Lokalisasi Dolly adalah hanya salah satu dari tempat prostitusi yang ada di Surabaya. Tidak hanya Dolly, beberapa daerah di Jawa Tengah juga terdapat lokalisasi. Salah satunya adalah di sebuah desa di Kecamatan

Pedan, Kabupaten Klaten terdapat lokalisasi tidak resmi (www.suaramerdeka.com). Menurut salah satu peneliti dari Pusat Penelitian Kependudukan Universitas Sebelas Maret (PPK UNS) Solo, Argyo MSc, memaparkan hasil penelitian Rapid Assesment untuk Masalah HIV/AIDS di Kabupaten Klaten. Salah satu desa di Kecamatan Pedan terdapat bekas lokalisasi yang masih digunakan sebagai tempat transaksi seksual. Argyo mengungkapkan tempat tersebut sampai saat ini masih ada aktivitas (www.solopos.co.id).

Berdasarkan wawancara kepada Sekretaris Desa (1 Desember 2014)

menyatakan bahwa keberadaan “komplek” (istilah lokalisasi) sudah lama

yaitu sejak jaman Belanda dan aktivitasnya masih ada hingga saat ini. Beberapa tahun yang lalu, ada indikasi penularan HIV/AIDS di komplek tersebut. Keberadaan lokalisasi tersebut berada di perkampungan atau pemukiman penduduk dan sebagian penduduk di desa Sobayan membuka warung dan menjadi penyewa kos-kosan. Lokalisasi memberikan dampak secara ekonomi, sehingga secara tidak langsung lokalisasi menjadi tempat mencari nafkah untuk keluarga.
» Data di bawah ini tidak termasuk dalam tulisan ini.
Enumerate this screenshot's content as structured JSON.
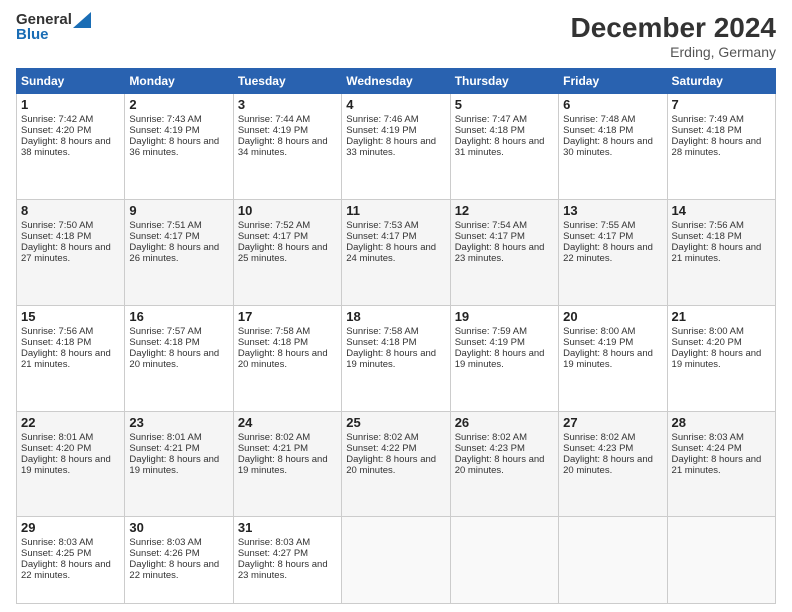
{
  "header": {
    "logo_general": "General",
    "logo_blue": "Blue",
    "title": "December 2024",
    "location": "Erding, Germany"
  },
  "weekdays": [
    "Sunday",
    "Monday",
    "Tuesday",
    "Wednesday",
    "Thursday",
    "Friday",
    "Saturday"
  ],
  "weeks": [
    [
      {
        "day": 1,
        "sunrise": "7:42 AM",
        "sunset": "4:20 PM",
        "daylight": "8 hours and 38 minutes"
      },
      {
        "day": 2,
        "sunrise": "7:43 AM",
        "sunset": "4:19 PM",
        "daylight": "8 hours and 36 minutes"
      },
      {
        "day": 3,
        "sunrise": "7:44 AM",
        "sunset": "4:19 PM",
        "daylight": "8 hours and 34 minutes"
      },
      {
        "day": 4,
        "sunrise": "7:46 AM",
        "sunset": "4:19 PM",
        "daylight": "8 hours and 33 minutes"
      },
      {
        "day": 5,
        "sunrise": "7:47 AM",
        "sunset": "4:18 PM",
        "daylight": "8 hours and 31 minutes"
      },
      {
        "day": 6,
        "sunrise": "7:48 AM",
        "sunset": "4:18 PM",
        "daylight": "8 hours and 30 minutes"
      },
      {
        "day": 7,
        "sunrise": "7:49 AM",
        "sunset": "4:18 PM",
        "daylight": "8 hours and 28 minutes"
      }
    ],
    [
      {
        "day": 8,
        "sunrise": "7:50 AM",
        "sunset": "4:18 PM",
        "daylight": "8 hours and 27 minutes"
      },
      {
        "day": 9,
        "sunrise": "7:51 AM",
        "sunset": "4:17 PM",
        "daylight": "8 hours and 26 minutes"
      },
      {
        "day": 10,
        "sunrise": "7:52 AM",
        "sunset": "4:17 PM",
        "daylight": "8 hours and 25 minutes"
      },
      {
        "day": 11,
        "sunrise": "7:53 AM",
        "sunset": "4:17 PM",
        "daylight": "8 hours and 24 minutes"
      },
      {
        "day": 12,
        "sunrise": "7:54 AM",
        "sunset": "4:17 PM",
        "daylight": "8 hours and 23 minutes"
      },
      {
        "day": 13,
        "sunrise": "7:55 AM",
        "sunset": "4:17 PM",
        "daylight": "8 hours and 22 minutes"
      },
      {
        "day": 14,
        "sunrise": "7:56 AM",
        "sunset": "4:18 PM",
        "daylight": "8 hours and 21 minutes"
      }
    ],
    [
      {
        "day": 15,
        "sunrise": "7:56 AM",
        "sunset": "4:18 PM",
        "daylight": "8 hours and 21 minutes"
      },
      {
        "day": 16,
        "sunrise": "7:57 AM",
        "sunset": "4:18 PM",
        "daylight": "8 hours and 20 minutes"
      },
      {
        "day": 17,
        "sunrise": "7:58 AM",
        "sunset": "4:18 PM",
        "daylight": "8 hours and 20 minutes"
      },
      {
        "day": 18,
        "sunrise": "7:58 AM",
        "sunset": "4:18 PM",
        "daylight": "8 hours and 19 minutes"
      },
      {
        "day": 19,
        "sunrise": "7:59 AM",
        "sunset": "4:19 PM",
        "daylight": "8 hours and 19 minutes"
      },
      {
        "day": 20,
        "sunrise": "8:00 AM",
        "sunset": "4:19 PM",
        "daylight": "8 hours and 19 minutes"
      },
      {
        "day": 21,
        "sunrise": "8:00 AM",
        "sunset": "4:20 PM",
        "daylight": "8 hours and 19 minutes"
      }
    ],
    [
      {
        "day": 22,
        "sunrise": "8:01 AM",
        "sunset": "4:20 PM",
        "daylight": "8 hours and 19 minutes"
      },
      {
        "day": 23,
        "sunrise": "8:01 AM",
        "sunset": "4:21 PM",
        "daylight": "8 hours and 19 minutes"
      },
      {
        "day": 24,
        "sunrise": "8:02 AM",
        "sunset": "4:21 PM",
        "daylight": "8 hours and 19 minutes"
      },
      {
        "day": 25,
        "sunrise": "8:02 AM",
        "sunset": "4:22 PM",
        "daylight": "8 hours and 20 minutes"
      },
      {
        "day": 26,
        "sunrise": "8:02 AM",
        "sunset": "4:23 PM",
        "daylight": "8 hours and 20 minutes"
      },
      {
        "day": 27,
        "sunrise": "8:02 AM",
        "sunset": "4:23 PM",
        "daylight": "8 hours and 20 minutes"
      },
      {
        "day": 28,
        "sunrise": "8:03 AM",
        "sunset": "4:24 PM",
        "daylight": "8 hours and 21 minutes"
      }
    ],
    [
      {
        "day": 29,
        "sunrise": "8:03 AM",
        "sunset": "4:25 PM",
        "daylight": "8 hours and 22 minutes"
      },
      {
        "day": 30,
        "sunrise": "8:03 AM",
        "sunset": "4:26 PM",
        "daylight": "8 hours and 22 minutes"
      },
      {
        "day": 31,
        "sunrise": "8:03 AM",
        "sunset": "4:27 PM",
        "daylight": "8 hours and 23 minutes"
      },
      null,
      null,
      null,
      null
    ]
  ]
}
Kos-kosan yang mereka sewakan untuk PSK tergabung atau menjadi satu dengan rumah pemiliknya, kemudian anak-anak terbiasa melihat aktivitas yang terjadi. Para remaja mulai menghabiskan waktunya untuk nongkrong, bahkan satu RT di kawasan tersebut malas bekerja. Remaja suka merokok dan minum-minuman keras. Peredaran barang ini sangat mudah dan tersedia disana. Selain itu, pada tahun 2002 telah terjadi

pemerkosaan hingga korbannya tewas. Korban diperkosa secara tidak wajar oleh 3 pemuda yang berusia 18 tahun. Hal ini menunjukkan bahwa keberadaan lokalisasi memberikan dampak yang cukup besar, diantaranya masalah kenakalan remaja dan kasus pemerkosaan. Disisi lain, secara ekonomi keberadaan lokalisasi ini juga memberikan dampak untuk pemenuhan kebutuhan keluarga.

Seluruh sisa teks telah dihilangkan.